If you are searching for meaning in your life, then this article is for you.

In September 2015, I walked for 40 days, covering one thousand kilometer, on my own and at my own pace, as I needed a break from corporate life. More importantly, I did it because I could! For the first time in my life, I had the time and the motivation to get fit along with the need for clarity of thought, fast!

The “Camino” is a route that takes any person ready to walk (or cycle) to  Santiago de Compostela  in Galicia, north-west of Spain. There are several routes originating all around Europe and of course ending in Santiago.

Engaging in such a journey is always a shock to one’s system, physically and spiritually. Breaking the routine and spending 7-9 hours a day in nature focus internal thoughts and help bring answers to each pilgrim, spiritually motivated or not.
Here are my learnings: (some might see a relevance to business)

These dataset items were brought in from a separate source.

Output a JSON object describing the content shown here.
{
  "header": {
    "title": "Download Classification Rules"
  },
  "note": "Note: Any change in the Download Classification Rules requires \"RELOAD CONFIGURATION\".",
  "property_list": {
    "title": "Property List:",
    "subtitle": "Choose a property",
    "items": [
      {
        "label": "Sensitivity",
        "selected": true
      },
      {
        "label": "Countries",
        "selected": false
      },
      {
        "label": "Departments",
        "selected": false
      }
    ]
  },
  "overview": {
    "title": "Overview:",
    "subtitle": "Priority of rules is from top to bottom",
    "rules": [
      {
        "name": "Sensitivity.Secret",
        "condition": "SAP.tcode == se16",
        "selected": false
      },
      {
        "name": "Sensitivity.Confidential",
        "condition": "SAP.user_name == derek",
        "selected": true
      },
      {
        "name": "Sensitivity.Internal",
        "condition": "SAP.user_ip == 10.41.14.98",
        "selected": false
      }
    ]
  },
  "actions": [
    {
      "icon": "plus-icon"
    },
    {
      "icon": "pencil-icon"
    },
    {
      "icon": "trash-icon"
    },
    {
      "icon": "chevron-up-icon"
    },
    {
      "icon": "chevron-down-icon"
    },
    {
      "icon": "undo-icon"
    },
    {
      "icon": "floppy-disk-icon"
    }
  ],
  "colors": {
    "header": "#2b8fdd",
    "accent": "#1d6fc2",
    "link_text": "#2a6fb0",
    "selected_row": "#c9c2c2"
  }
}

  1. Running is not always helpful. On the Camino and in life. You go too fast, you generate blisters and have to wait for the others…
  2. Let go!You don’t (always) need to control everything. Things happen and they are generally good (trust is a great value!).
  3. Follow the signs!The Camino (and life) is full of arrows and signs that you need to spot and recognize as such. Stay alert.
  4. Accept to lose yourself!You get lost, you make errors, its all part of the Camino, part of life. You will discover new territories.
  5. Knowing where you are going really helps!Clear destination and regular measurable progress increase energy and chances of success.

The Camino made me appreciate what I’ve got and the life I have built. Being deprived of something is the best way to make you appreciate its true value.

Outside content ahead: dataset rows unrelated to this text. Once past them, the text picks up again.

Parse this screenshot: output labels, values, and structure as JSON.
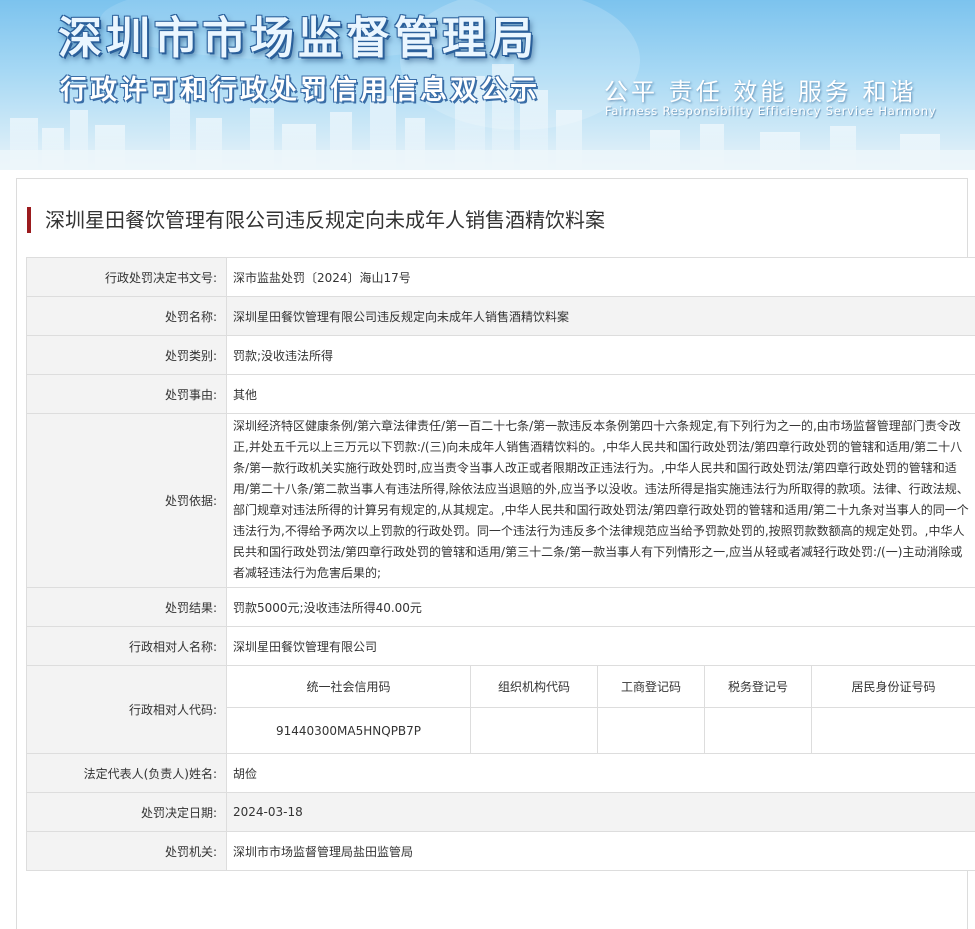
{
  "banner": {
    "title": "深圳市市场监督管理局",
    "subtitle": "行政许可和行政处罚信用信息双公示",
    "slogan_cn": "公平 责任 效能 服务 和谐",
    "slogan_en": "Fairness Responsibility Efficiency Service Harmony"
  },
  "case_title": "深圳星田餐饮管理有限公司违反规定向未成年人销售酒精饮料案",
  "rows": {
    "decision_no": {
      "label": "行政处罚决定书文号:",
      "value": "深市监盐处罚〔2024〕海山17号"
    },
    "penalty_name": {
      "label": "处罚名称:",
      "value": "深圳星田餐饮管理有限公司违反规定向未成年人销售酒精饮料案"
    },
    "penalty_type": {
      "label": "处罚类别:",
      "value": "罚款;没收违法所得"
    },
    "penalty_reason": {
      "label": "处罚事由:",
      "value": "其他"
    },
    "penalty_basis": {
      "label": "处罚依据:",
      "value": "深圳经济特区健康条例/第六章法律责任/第一百二十七条/第一款违反本条例第四十六条规定,有下列行为之一的,由市场监督管理部门责令改正,并处五千元以上三万元以下罚款:/(三)向未成年人销售酒精饮料的。,中华人民共和国行政处罚法/第四章行政处罚的管辖和适用/第二十八条/第一款行政机关实施行政处罚时,应当责令当事人改正或者限期改正违法行为。,中华人民共和国行政处罚法/第四章行政处罚的管辖和适用/第二十八条/第二款当事人有违法所得,除依法应当退赔的外,应当予以没收。违法所得是指实施违法行为所取得的款项。法律、行政法规、部门规章对违法所得的计算另有规定的,从其规定。,中华人民共和国行政处罚法/第四章行政处罚的管辖和适用/第二十九条对当事人的同一个违法行为,不得给予两次以上罚款的行政处罚。同一个违法行为违反多个法律规范应当给予罚款处罚的,按照罚款数额高的规定处罚。,中华人民共和国行政处罚法/第四章行政处罚的管辖和适用/第三十二条/第一款当事人有下列情形之一,应当从轻或者减轻行政处罚:/(一)主动消除或者减轻违法行为危害后果的;"
    },
    "penalty_result": {
      "label": "处罚结果:",
      "value": "罚款5000元;没收违法所得40.00元"
    },
    "party_name": {
      "label": "行政相对人名称:",
      "value": "深圳星田餐饮管理有限公司"
    },
    "party_code": {
      "label": "行政相对人代码:",
      "headers": [
        "统一社会信用码",
        "组织机构代码",
        "工商登记码",
        "税务登记号",
        "居民身份证号码"
      ],
      "values": [
        "91440300MA5HNQPB7P",
        "",
        "",
        "",
        ""
      ]
    },
    "legal_rep": {
      "label": "法定代表人(负责人)姓名:",
      "value": "胡俭"
    },
    "decision_date": {
      "label": "处罚决定日期:",
      "value": "2024-03-18"
    },
    "authority": {
      "label": "处罚机关:",
      "value": "深圳市市场监督管理局盐田监管局"
    }
  },
  "colors": {
    "accent_bar": "#9b1b1e",
    "label_bg": "#f3f3f3",
    "border": "#dddddd",
    "banner_sky": "#7cc3ee"
  }
}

Overall, spending time in nature, accepting to live your life at 4km/hour (for a short while) is really hard! but when you detox from our hectic world, you get energy from the world around you in an exponential way.

So,…what are the parallel in business life?

Business life is mostly on the opposite side of that spectrum: limited time to think and lots of problems to solve. It’s about control. “Letting go” is generally against corporate nature. “Getting lost” is rarely valued in business.

At the same time, we need to reconnect with the feelings encountered on the Camino to be better leaders, I think. Who wants a leader who doesn’t know where he is going, multitasks, is running out of air, takes energy from others and gives little back? (This is purely hypothetical, of course).

I’ve been “high” on the beauty of nature and physical exercise for 40 days! Walking has got virtues that don’t need to be explained further. Endorphins create a state of euphoria (at least for me!), clarity of thoughts, and so forth… Business life asphyxiates leaders, literally. (I recommend reading some of the work done by Tony Swartz of the Energy project).

In addition, allowing time for a process (rather than rushing it), enables better decision making (doesn’t mean we need to procrastinate, but short cuts are not healthy).

Building on the previous point, having a clearer perspective on which priorities are important to you and your organisation helps set goals that everyone can recognise and measure progress against.

Finally, recognising the value you bring to a role and an organisation generates energy (as opposed to trying to be someone else, which creates frustration) and the combination of that energy with clarity of thought is a very robust personal drive to success.

I realise that “my Camino” is a journey happening inside my head and heart and didn’t stop with reaching Santiago; As my good friend (and coach) Khurshed Dehnugara from Relume remarked “ there is a before, a middle and an Exit” on these experiences and you have to be ready for the learning of each phases. He was right.

I have to work hard to keep the feeling alive as human nature is dragging me to my old habits. The “Camino” goes on…

PS: for those of you interested in taking a break on the Camino, I recommend a book by Jean-Christophe Rufin ‘Immortelle Randonnee’, in French and I believe also in a German translation. Lots has been written on “the Way” but happy to help anyone plan their “physical” Camino.